コラーゲン錠剤の異物混入について

20○○年2月15日 コラーゲン錠の異物

●発生状況
平成2○年2月15日に、販売会社様から、「消費者のお客様から、『コラーゲン錠‐PB を使用中に、錠剤に異物のようなものが練り込まれていることを発見した』との苦情が寄せられた」とのご連絡をいただき、 後日、苦情現物として異物が認められる錠剤1粒をいただくとともに、原因調査をご用命いただいた。

●調査結果
いただいた錠剤を目視にて観察したところ、確かに異物と思しき物質が、錠剤に埋め込まれた状態になっていた。
このことは、当該異物が錠剤製造時に、原料粉末とともにプレスされたことを示しおり、製造時に発生した異常であると考えられた。

コラーゲン錠の異物の写真
コラーゲン錠の異物

この物質は、長さ約6o、幅約1.5oの薄茶色不透明の薄い板状であり、木片のように見受けられた。
次にマイクロスコープで観察したところ、物質表面には木目状の繊維層が認められた。

コラーゲン錠の異物のアップ写真
異物の拡大写真(約15倍)

この物質が、原料に由来するものである可能性(原料の固化したもの、糖類の焦げたもの等)を考えて、当該物の一部を採取し、温水に溶解・分散させることを試みたが、若干の膨潤は見られたものの、溶解も分散もしなかった。
また、エタノールおよび、エタノール溶液(水50%)を溶媒とした場合には、膨潤、溶解、分散ともに認められなかった。
これらの観察結果と、本錠剤に配合している各原料(低分子フィッシュコラーゲン、エラスチン、セラミド、ビタミンB群、セルロース等)の性状、性質から、この物質は、これらの原料に由来するものではないと考えられた。
以上の調査結果から、この物質はやはり木片そのものと考えられ、本来混入してはならない異物と確定した。
本来は、最終の目視による外観検査工程(選別検査)で不良品として排除するべきであったが、異物の色が錠剤の色と近似しているため、見逃してしまったものと思われた。

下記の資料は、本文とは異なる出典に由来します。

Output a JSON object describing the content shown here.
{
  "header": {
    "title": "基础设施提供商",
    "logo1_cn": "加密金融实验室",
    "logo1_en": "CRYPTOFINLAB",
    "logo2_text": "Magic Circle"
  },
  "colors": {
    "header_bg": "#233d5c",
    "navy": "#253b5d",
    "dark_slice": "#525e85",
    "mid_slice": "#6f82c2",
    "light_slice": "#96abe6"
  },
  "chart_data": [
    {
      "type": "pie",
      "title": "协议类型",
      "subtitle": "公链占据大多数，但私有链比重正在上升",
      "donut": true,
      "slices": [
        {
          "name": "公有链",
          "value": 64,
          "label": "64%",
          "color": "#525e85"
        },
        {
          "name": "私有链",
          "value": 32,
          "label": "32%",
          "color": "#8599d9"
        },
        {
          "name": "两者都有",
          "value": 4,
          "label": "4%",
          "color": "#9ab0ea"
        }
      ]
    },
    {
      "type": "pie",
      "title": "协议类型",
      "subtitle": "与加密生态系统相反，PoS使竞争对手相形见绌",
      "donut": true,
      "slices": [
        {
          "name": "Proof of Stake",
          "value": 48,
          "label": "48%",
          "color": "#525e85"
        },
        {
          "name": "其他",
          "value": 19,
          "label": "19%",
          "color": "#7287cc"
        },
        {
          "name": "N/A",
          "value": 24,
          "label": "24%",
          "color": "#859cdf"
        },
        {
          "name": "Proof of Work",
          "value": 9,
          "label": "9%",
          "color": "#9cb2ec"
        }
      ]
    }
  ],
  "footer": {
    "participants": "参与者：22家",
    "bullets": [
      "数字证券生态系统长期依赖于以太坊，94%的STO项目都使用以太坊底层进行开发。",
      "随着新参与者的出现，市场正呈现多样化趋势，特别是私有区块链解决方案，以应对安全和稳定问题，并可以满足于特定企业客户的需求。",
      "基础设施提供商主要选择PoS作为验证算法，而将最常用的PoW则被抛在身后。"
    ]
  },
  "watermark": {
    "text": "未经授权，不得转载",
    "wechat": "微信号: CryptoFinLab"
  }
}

本錠剤の製造工程をあらためて調査したところ、木片が混入するような工程は無く、また製造に使用する器具等ついても木製のものは無かった。
なお、錠剤工場は、健康食品GMPに基づき管理されており、定められた清潔な作業服を着用し、作業室には本品の製造に不要なものは持ち込まないなど、衛生管理に厳重な留意をしている。

●今後の対策
以上の通り、今回の異物の混入の原因は明らかにすることは出来なかった。
そこで今後の対策として、本品の製造に係る作業者全員を集め、次の指導を行った。
  • 一層の衛生管理の徹底すること。(特に、原料の計量時に異物を作業場所に入れないように)
  • 木製の器具、道具等を利用していないか、あらためて工場全体の確認を十分に行うこと。
  • 最終の製造工程の外観検査を徹底すること。(本来外観検査で取り除かねばならない不良品である)

また、万一の原料での異物混入の可能性も考え、念のため、もっとも配合割合の多い低分子コラーゲン、セルロース(食物繊維)の原料メーカーに今回の件を伝え、衛生管理に関する一層の注意を喚起した。

参考)
従来の錠剤の製造工程においては、原料の篩過や錠剤に付着した粉末を除く工程等で、木枠(木で作ってあるワク)の篩を使用することが多かった。
また、糖衣錠の製造においては、木製の撹拌棒を使用することもあった。
しかしながら、昨今ではこれらに由来する木片が異物として製品に混入することを危惧し、木製の器具類はステンレス製等に置き換わっており、そういった衛生管理の意識と実践によって、製造工程での異物の混入は格段に減少している。
しかしながら、健康食品であっても医薬品と同等な管理を行っているソフトカプセルやハードカプセルに比べて、一般食品に近い性格も併せ持つ錠剤については、その製造管理の考え方やレベルが、各メーカー間で差が大きく、ややもすると不十分な場合がある。